Policy makers have by now given a serious thought to the gravity of the crisis like environment degradation. Realizing that environment degradation stemming from climate change cannot be reversed they think to opt for mitigation of sufferings and dislocation and enhancement of coping capacities of the coastal inhabitants. Crisis management is a two-fold mechanism-mitigation and survival. As the Finance Minister said “We should aim to mitigate dislocation and build the capacity to adapt lives and livelihoods”. A detailed action plan will be taken to combat ‘disasters due to climate change’. The government has the plan to complete the review of medium and long term strategies to be prepared to ‘prevent the disasters.’
All the same they think to maintain ecological balance and bio-diversity in the Sundarbans. Production of environment friendly renewable energy technologies is under active consideration.
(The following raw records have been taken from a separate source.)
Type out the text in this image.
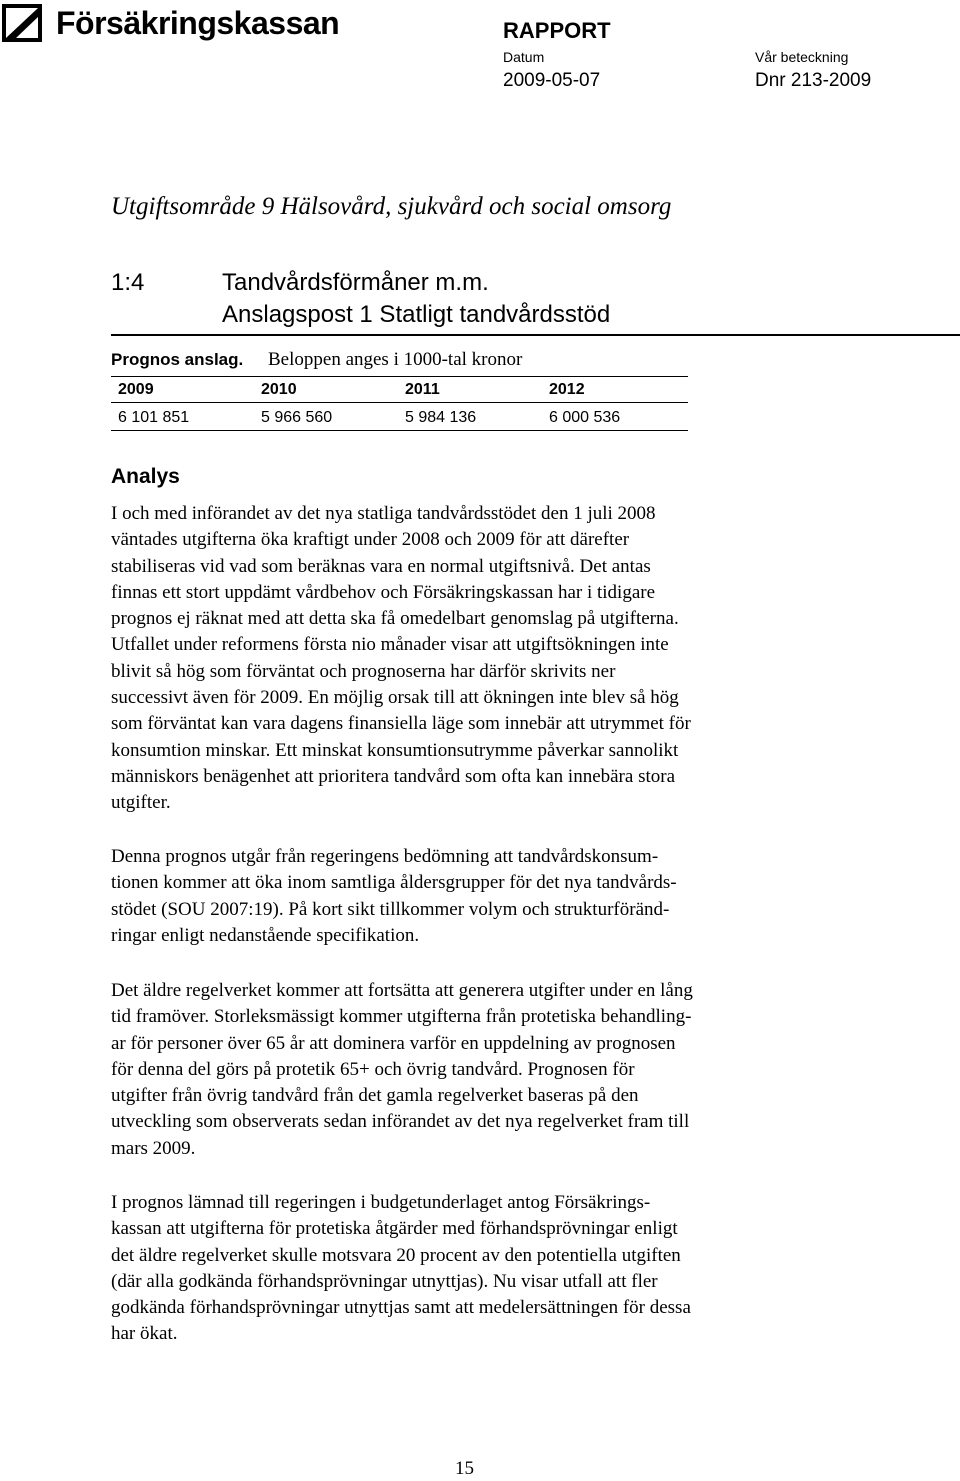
Försäkringskassan	RAPPORT
Datum	Vår beteckning
2009-05-07	Dnr 213-2009
Utgiftsområde 9 Hälsovård, sjukvård och social omsorg
1:4	Tandvårdsförmåner m.m.
Anslagspost 1 Statligt tandvårdsstöd
Prognos anslag. Beloppen anges i 1000-tal kronor
2009	2010	2011	2012
6 101 851	5 966 560	5 984 136	6 000 536
Analys
I och med införandet av det nya statliga tandvårdsstödet den 1 juli 2008
väntades utgifterna öka kraftigt under 2008 och 2009 för att därefter
stabiliseras vid vad som beräknas vara en normal utgiftsnivå. Det antas
finnas ett stort uppdämt vårdbehov och Försäkringskassan har i tidigare
prognos ej räknat med att detta ska få omedelbart genomslag på utgifterna.
Utfallet under reformens första nio månader visar att utgiftsökningen inte
blivit så hög som förväntat och prognoserna har därför skrivits ner
successivt även för 2009. En möjlig orsak till att ökningen inte blev så hög
som förväntat kan vara dagens finansiella läge som innebär att utrymmet för
konsumtion minskar. Ett minskat konsumtionsutrymme påverkar sannolikt
människors benägenhet att prioritera tandvård som ofta kan innebära stora
utgifter.
Denna prognos utgår från regeringens bedömning att tandvårdskonsum-
tionen kommer att öka inom samtliga åldersgrupper för det nya tandvårds-
stödet (SOU 2007:19). På kort sikt tillkommer volym och strukturföränd-
ringar enligt nedanstående specifikation.
Det äldre regelverket kommer att fortsätta att generera utgifter under en lång
tid framöver. Storleksmässigt kommer utgifterna från protetiska behandling-
ar för personer över 65 år att dominera varför en uppdelning av prognosen
för denna del görs på protetik 65+ och övrig tandvård. Prognosen för
utgifter från övrig tandvård från det gamla regelverket baseras på den
utveckling som observerats sedan införandet av det nya regelverket fram till
mars 2009.
I prognos lämnad till regeringen i budgetunderlaget antog Försäkrings-
kassan att utgifterna för protetiska åtgärder med förhandsprövningar enligt
det äldre regelverket skulle motsvara 20 procent av den potentiella utgiften
(där alla godkända förhandsprövningar utnyttjas). Nu visar utfall att fler
godkända förhandsprövningar utnyttjas samt att medelersättningen för dessa
har ökat.
15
There is a plan to ‘bring 20 per cent of total land under afforestation programmes by 2015 to attain self-sufficiency in forest resources’.
Our think tanks at numerous climate seminars home and abroad talked in terms of conserving land and water in Bangladesh taking lesson learned from super cyclones-ail and sidre for example. They stressed long term planning on sustainable basis to minimize cyclone devastation and its aftermath suggesting a special design of embankment and ‘planting deep-rooted tree species in the coastal belt and promoting salinity-resistant or tolerant crops’.
(Dr. Md. Shairul Mashreque, Professor of Public Administration, University of Chittagong.